On Tue, Jan 26, 2016 at 8:40 PM, Matthew Wilcox <willy@xxxxxxxxxxxxxxx> wrote:
> On Mon, Jan 25, 2016 at 09:33:35AM -0800, Andy Lutomirski wrote:
>> On Mon, Jan 25, 2016 at 9:25 AM, Matthew Wilcox
>> <matthew.r.wilcox@xxxxxxxxx> wrote:
>> > From: Matthew Wilcox <willy@xxxxxxxxxxxxxxx>
>> >
>> > track_pfn_insert() overwrites the pgprot that is passed in with a value
>> > based on the VMA's page_prot. This is a problem for people trying to
>> > do clever things with the new vm_insert_pfn_prot() as it will simply
>> > overwrite the passed protection flags. If we use the current value of
>> > the pgprot as the base, then it will behave as people are expecting.
>> >
>> > Also fix track_pfn_remap() in the same way.
>> Well that's embarrassing. Presumably it worked for me because I only
>> overrode the cacheability bits and lookup_memtype did the right thing.
>> But shouldn't the PAT code change the memtype if vm_insert_pfn_prot
>> requests it? Or are there no callers that actually need that? (HPET
>> doesn't, because there's a plain old ioremapped mapping.)
> I'm confused. Here's what I understand:
> - on x86, the bits in pgprot can be considered as two sets of bits;
> the 'cacheability bits' -- those in _PAGE_CACHE_MASK and the
> 'protection bits' -- PRESENT, RW, USER, ACCESSED, NX
> - The purpose of track_pfn_insert() is to ensure that the cacheability bits
> are the same on all mappings of a given page, as strongly advised by the
> Intel manuals [1]. So track_pfn_insert() is really only supposed to
> modify _PAGE_CACHE_MASK of the passed pgprot, but in fact it ends up
> modifying the protection bits as well, due to the bug.
> I don't think you overrode the cacheability bits at all. It looks to
> me like your patch ends up mapping the HPET into userspace writable.

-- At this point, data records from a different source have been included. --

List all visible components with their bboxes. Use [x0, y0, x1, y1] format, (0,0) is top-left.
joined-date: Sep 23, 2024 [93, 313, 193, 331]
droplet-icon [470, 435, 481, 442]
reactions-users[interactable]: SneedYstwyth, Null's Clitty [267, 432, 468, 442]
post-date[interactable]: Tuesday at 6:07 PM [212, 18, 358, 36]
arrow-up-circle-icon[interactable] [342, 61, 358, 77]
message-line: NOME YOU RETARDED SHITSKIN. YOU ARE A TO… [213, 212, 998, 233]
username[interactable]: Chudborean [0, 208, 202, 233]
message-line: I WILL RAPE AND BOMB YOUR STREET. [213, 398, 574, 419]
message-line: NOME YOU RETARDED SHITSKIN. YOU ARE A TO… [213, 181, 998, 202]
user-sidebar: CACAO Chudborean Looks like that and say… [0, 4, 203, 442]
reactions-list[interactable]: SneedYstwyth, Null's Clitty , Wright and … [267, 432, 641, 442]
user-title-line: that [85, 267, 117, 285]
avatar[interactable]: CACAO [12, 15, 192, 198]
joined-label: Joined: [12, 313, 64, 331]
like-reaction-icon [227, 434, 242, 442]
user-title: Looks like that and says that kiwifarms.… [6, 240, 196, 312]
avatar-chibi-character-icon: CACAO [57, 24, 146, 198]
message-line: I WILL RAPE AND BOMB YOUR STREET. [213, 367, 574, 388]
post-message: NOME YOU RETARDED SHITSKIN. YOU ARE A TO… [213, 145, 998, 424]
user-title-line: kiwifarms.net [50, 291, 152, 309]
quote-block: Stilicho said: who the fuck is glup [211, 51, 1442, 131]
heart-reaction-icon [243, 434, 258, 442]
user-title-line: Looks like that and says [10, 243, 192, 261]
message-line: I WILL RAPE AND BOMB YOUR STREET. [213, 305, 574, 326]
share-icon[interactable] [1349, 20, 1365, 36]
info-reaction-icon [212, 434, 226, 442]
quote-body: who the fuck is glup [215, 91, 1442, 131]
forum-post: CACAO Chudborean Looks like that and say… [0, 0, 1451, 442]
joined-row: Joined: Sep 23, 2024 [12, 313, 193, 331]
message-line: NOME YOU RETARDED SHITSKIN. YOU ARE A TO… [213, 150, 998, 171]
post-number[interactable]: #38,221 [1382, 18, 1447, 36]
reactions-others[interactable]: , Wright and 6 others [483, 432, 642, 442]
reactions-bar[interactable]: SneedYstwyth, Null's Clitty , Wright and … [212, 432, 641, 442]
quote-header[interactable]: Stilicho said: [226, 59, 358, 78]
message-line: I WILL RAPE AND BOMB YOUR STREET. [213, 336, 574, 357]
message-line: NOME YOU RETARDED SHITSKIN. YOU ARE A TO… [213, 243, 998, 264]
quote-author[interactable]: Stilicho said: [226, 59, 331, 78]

I sure hope not. If vm_page_prot was writable, something was already
broken, because this is the vvar mapping, and the vvar mapping is
VM_READ (and not even VM_MAYREAD).

> I don't think the vm_insert_pfn_prot() call gets to change the memtype.
> For one, that page may already be mapped into a differet userspace using
> the pre-existing memtype, and [1] continues to bite you. Then there
> may be outstanding kernel users of the page that's being mapped in.

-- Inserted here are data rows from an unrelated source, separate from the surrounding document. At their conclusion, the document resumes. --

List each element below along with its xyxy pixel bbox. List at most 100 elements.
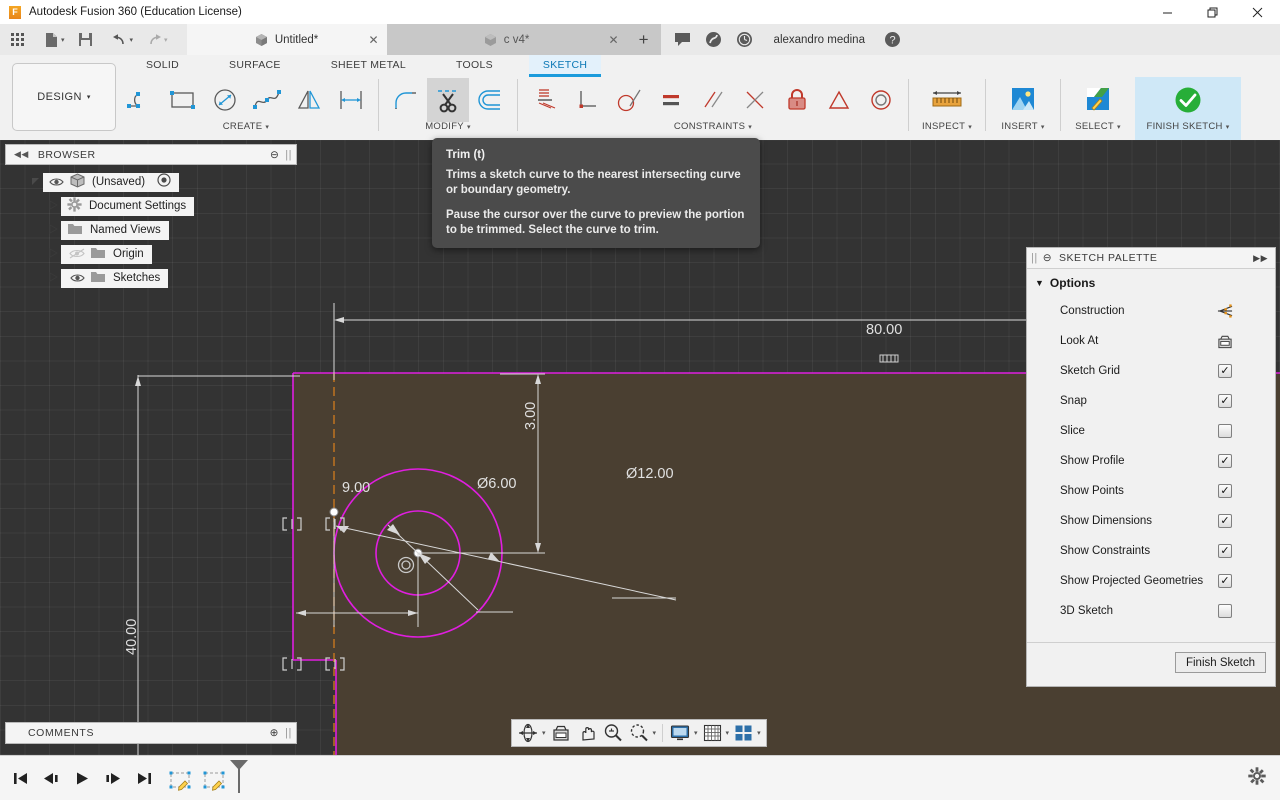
browser-node-document-settings[interactable]: Document Settings xyxy=(5,194,297,218)
spline-tool[interactable] xyxy=(246,78,288,122)
document-tab-cv4[interactable]: c v4* ✕ xyxy=(386,24,627,55)
palette-option-show-points[interactable]: Show Points ✓ xyxy=(1027,476,1275,506)
visibility-eye-off-icon[interactable] xyxy=(67,248,87,259)
timeline-feature-sketch2[interactable] xyxy=(200,768,230,798)
show-constraints-checkbox[interactable]: ✓ xyxy=(1217,544,1233,558)
ribbon-panel-insert-label[interactable]: INSERT ▾ xyxy=(992,121,1054,132)
hole-x-dimension-label[interactable]: 9.00 xyxy=(342,480,370,496)
visibility-eye-icon[interactable] xyxy=(46,177,66,187)
sketch-dimension-tool[interactable] xyxy=(330,78,372,122)
redo-caret-icon[interactable]: ▾ xyxy=(164,36,168,44)
look-at-tool[interactable] xyxy=(548,721,574,745)
rectangle-tool[interactable] xyxy=(162,78,204,122)
ribbon-panel-create-label[interactable]: CREATE ▾ xyxy=(120,121,372,132)
zoom-tool[interactable] xyxy=(600,721,626,745)
document-tab-untitled[interactable]: Untitled* ✕ xyxy=(186,24,387,55)
finish-sketch-button[interactable]: Finish Sketch xyxy=(1174,652,1266,673)
concentric-constraint[interactable] xyxy=(860,78,902,122)
browser-collapse-icon[interactable]: ◀◀ xyxy=(14,149,29,160)
palette-option-snap[interactable]: Snap ✓ xyxy=(1027,386,1275,416)
expand-arrow-icon[interactable] xyxy=(45,200,61,212)
palette-option-show-projected-geometries[interactable]: Show Projected Geometries ✓ xyxy=(1027,566,1275,596)
tangent-constraint[interactable] xyxy=(608,78,650,122)
display-settings-caret-icon[interactable]: ▾ xyxy=(694,729,698,737)
palette-option-construction[interactable]: Construction xyxy=(1027,296,1275,326)
sketch-grid-checkbox[interactable]: ✓ xyxy=(1217,364,1233,378)
ribbon-tab-solid[interactable]: SOLID xyxy=(132,55,193,77)
orbit-tool[interactable] xyxy=(515,721,541,745)
new-document-caret-icon[interactable]: ▾ xyxy=(61,36,65,44)
browser-node-sketches[interactable]: Sketches xyxy=(5,266,297,290)
comments-grip-icon[interactable]: || xyxy=(285,727,292,739)
expand-arrow-icon[interactable] xyxy=(45,248,61,260)
grid-snaps-caret-icon[interactable]: ▾ xyxy=(726,729,730,737)
ribbon-panel-inspect-label[interactable]: INSPECT ▾ xyxy=(915,121,979,132)
hole-y-dimension-label[interactable]: 3.00 xyxy=(523,402,539,430)
user-name-label[interactable]: alexandro medina xyxy=(774,34,865,46)
palette-option-slice[interactable]: Slice xyxy=(1027,416,1275,446)
construction-line-icon[interactable] xyxy=(1217,304,1233,318)
help-question-icon[interactable]: ? xyxy=(877,24,908,55)
show-points-checkbox[interactable]: ✓ xyxy=(1217,484,1233,498)
ribbon-panel-modify-label[interactable]: MODIFY ▾ xyxy=(385,121,511,132)
snap-checkbox[interactable]: ✓ xyxy=(1217,394,1233,408)
palette-option-3d-sketch[interactable]: 3D Sketch xyxy=(1027,596,1275,626)
fillet-tool[interactable] xyxy=(385,78,427,122)
palette-grip-icon[interactable]: || xyxy=(1031,252,1038,264)
equal-constraint[interactable] xyxy=(650,78,692,122)
timeline-marker[interactable] xyxy=(228,759,250,798)
comments-bar[interactable]: COMMENTS ⊕ || xyxy=(5,722,297,744)
three-d-sketch-checkbox[interactable] xyxy=(1217,604,1233,618)
palette-option-show-constraints[interactable]: Show Constraints ✓ xyxy=(1027,536,1275,566)
ribbon-panel-finish-sketch-label[interactable]: FINISH SKETCH ▾ xyxy=(1135,121,1241,132)
browser-node-unsaved[interactable]: (Unsaved) xyxy=(5,170,297,194)
activate-component-icon[interactable] xyxy=(157,173,171,190)
select-tool[interactable] xyxy=(1077,78,1119,122)
timeline-play-button[interactable] xyxy=(70,756,94,800)
browser-node-origin[interactable]: Origin xyxy=(5,242,297,266)
palette-minimize-icon[interactable]: ⊖ xyxy=(1043,252,1052,264)
recent-clock-icon[interactable] xyxy=(729,24,760,55)
measure-tool[interactable] xyxy=(926,78,968,122)
ribbon-panel-select-label[interactable]: SELECT ▾ xyxy=(1067,121,1129,132)
palette-option-show-profile[interactable]: Show Profile ✓ xyxy=(1027,446,1275,476)
browser-node-named-views[interactable]: Named Views xyxy=(5,218,297,242)
grid-snaps-tool[interactable] xyxy=(700,721,725,745)
visibility-eye-icon[interactable] xyxy=(67,273,87,283)
timeline-step-forward-button[interactable] xyxy=(101,756,125,800)
close-button[interactable] xyxy=(1235,0,1280,24)
viewports-caret-icon[interactable]: ▾ xyxy=(757,729,761,737)
inner-circle-diameter-label[interactable]: Ø6.00 xyxy=(477,476,517,492)
expand-arrow-icon[interactable] xyxy=(45,224,61,236)
palette-option-show-dimensions[interactable]: Show Dimensions ✓ xyxy=(1027,506,1275,536)
ribbon-tab-surface[interactable]: SURFACE xyxy=(215,55,295,77)
height-dimension-label[interactable]: 40.00 xyxy=(124,619,140,655)
zoom-window-tool[interactable] xyxy=(626,721,652,745)
expand-arrow-icon[interactable] xyxy=(45,272,61,284)
pan-tool[interactable] xyxy=(574,721,600,745)
add-comment-icon[interactable]: ⊕ xyxy=(270,727,279,739)
slice-checkbox[interactable] xyxy=(1217,424,1233,438)
palette-expand-icon[interactable]: ▶▶ xyxy=(1253,253,1268,264)
ribbon-panel-constraints-label[interactable]: CONSTRAINTS ▾ xyxy=(524,121,902,132)
show-projected-geometries-checkbox[interactable]: ✓ xyxy=(1217,574,1233,588)
minimize-button[interactable] xyxy=(1145,0,1190,24)
palette-option-look-at[interactable]: Look At xyxy=(1027,326,1275,356)
show-profile-checkbox[interactable]: ✓ xyxy=(1217,454,1233,468)
ribbon-tab-sketch[interactable]: SKETCH xyxy=(528,55,602,77)
undo-caret-icon[interactable]: ▾ xyxy=(130,36,134,44)
gear-icon[interactable] xyxy=(1248,766,1266,790)
ribbon-tab-sheet-metal[interactable]: SHEET METAL xyxy=(317,55,420,77)
timeline-end-button[interactable] xyxy=(132,756,156,800)
expand-arrow-icon[interactable] xyxy=(27,177,43,188)
insert-image-tool[interactable] xyxy=(1002,78,1044,122)
fix-unfix-constraint[interactable] xyxy=(776,78,818,122)
line-tool[interactable] xyxy=(120,78,162,122)
app-grid-icon[interactable] xyxy=(4,27,30,53)
palette-option-sketch-grid[interactable]: Sketch Grid ✓ xyxy=(1027,356,1275,386)
workspace-switcher-design[interactable]: DESIGN ▾ xyxy=(12,63,116,131)
timeline-begin-button[interactable] xyxy=(8,756,32,800)
ribbon-tab-tools[interactable]: TOOLS xyxy=(442,55,507,77)
show-dimensions-checkbox[interactable]: ✓ xyxy=(1217,514,1233,528)
save-icon[interactable] xyxy=(73,27,99,53)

So why was remap_pfn_range different? I'm sure there was a reason.

I don't think that whatever_pfn_prot should ever map a page
inconsistently, but I find it surprising that some of the variants
call reserve_memtype to change the memtype and others don't.

Anyway, this is in no way an objection to your patches.